Traumatic brain injury is a silent bulldozer of one's life, wrecking the old and familiar and replacing it with an unknown and sometimes unnavigable landscape. It is a lonely journey with others only glimpsing a little of the brain's changes. For me, and others supporting her, we could never fully understand what Paige's journey was like on a day-to-day basis.
I soon began to realize that this amazing woman would never be able to obtain justice or regain any semblance of her life through the court system. Drivers involved in the car accident had small insurance policies and few other assets. The car company threw endless money and resources fighting the obvious conclusion that a headrest that is triggered by a pyrotechnic device and forcefully and unexpectedly flies towards the driver's head was not a wise idea. They demanded to depose her even though there was good reason to believe the anxiety of it might cause her to suffer a stroke. They threatened her with financial ruin if she would not accept a trivial payment in settlement.
It became clear that a plaintiff with a brain injury is no match for the corporate machinations of an international car company and the "trial by endurance" that the US legal system has become. "First do no harm" may originate in doctors' Hippocratic oath, but it was also in my personal commitment as a lawyer. Trying to obtain justice this way wasn't going to work.
Even on the darkest days, however, as I struggled to guide Paige through the legal maze and make decisions about her present and future, I knew something. Beyond reason, beyond the opinions of doctors, beyond her current inability to go a single day without her brain injury interfering with her life, this was not the end of her life story, not even close. She was going to survive and thrive, spread her wings and make her life something new and beautiful and inspiring.

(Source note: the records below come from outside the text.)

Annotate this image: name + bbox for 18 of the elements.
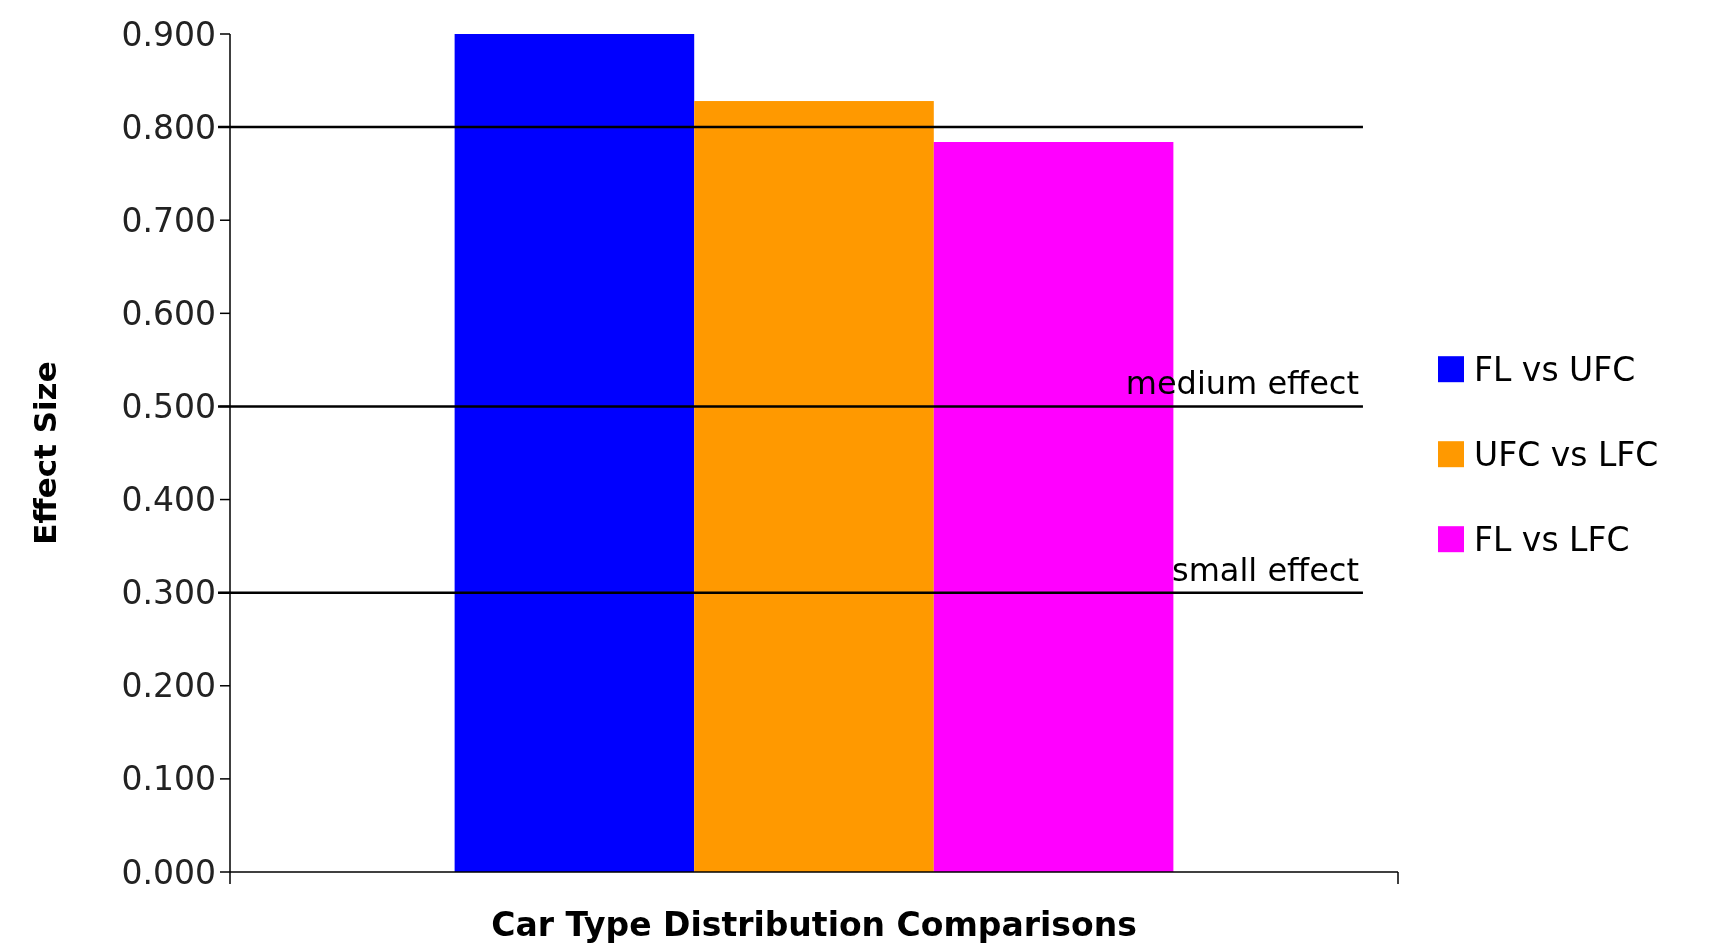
bar [694, 101, 934, 872]
y-tick-label: 0.700 [121, 200, 216, 240]
legend-label: FL vs UFC [1474, 349, 1636, 389]
y-tick-label: 0.600 [121, 293, 216, 333]
legend-label: UFC vs LFC [1474, 434, 1659, 474]
ref-line-label: small effect [1171, 550, 1359, 589]
y-tick-label: 0.100 [121, 759, 216, 799]
x-axis-title: Car Type Distribution Comparisons [491, 905, 1137, 944]
y-tick-label: 0.200 [121, 666, 216, 706]
y-tick-label: 0.900 [121, 14, 216, 54]
y-tick-label: 0.300 [121, 573, 216, 613]
y-axis-title: Effect Size [27, 361, 63, 545]
bar [454, 34, 695, 872]
y-tick-label: 0.800 [121, 107, 216, 147]
legend-label: FL vs LFC [1474, 519, 1630, 559]
y-tick-label: 0.500 [121, 386, 216, 426]
y-tick-label: 0.000 [121, 852, 216, 892]
y-tick-label: 0.400 [121, 480, 216, 520]
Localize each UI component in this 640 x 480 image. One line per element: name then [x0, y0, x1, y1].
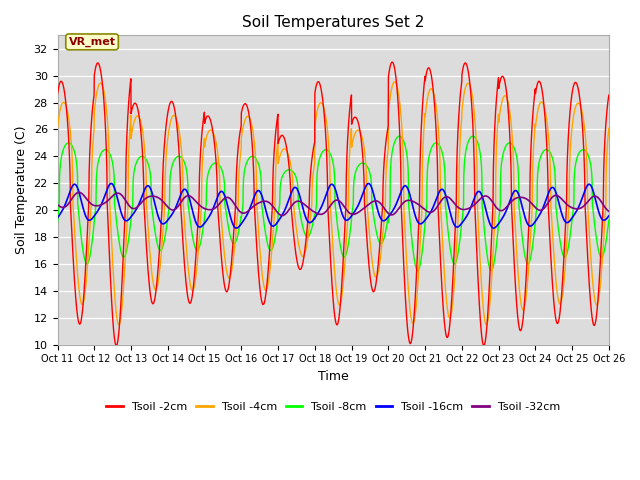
- Legend: Tsoil -2cm, Tsoil -4cm, Tsoil -8cm, Tsoil -16cm, Tsoil -32cm: Tsoil -2cm, Tsoil -4cm, Tsoil -8cm, Tsoi…: [102, 397, 564, 416]
- Title: Soil Temperatures Set 2: Soil Temperatures Set 2: [242, 15, 424, 30]
- Y-axis label: Soil Temperature (C): Soil Temperature (C): [15, 126, 28, 254]
- Text: VR_met: VR_met: [68, 37, 116, 47]
- X-axis label: Time: Time: [318, 370, 349, 383]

Paige never got her day in court, never got to tell a jury what happened and how it affected her life, and she never got justice through the legal system. Instead, she agreed to write this book with me, to pay tribute to the beautiful life she once led and the new promising one she is building, and recounting the difficult journey between the two. This is a story of survival and hope, of new blooms peeking out from the desolate snow of winter at the beginning of Spring. This is the story of Bella Fresca.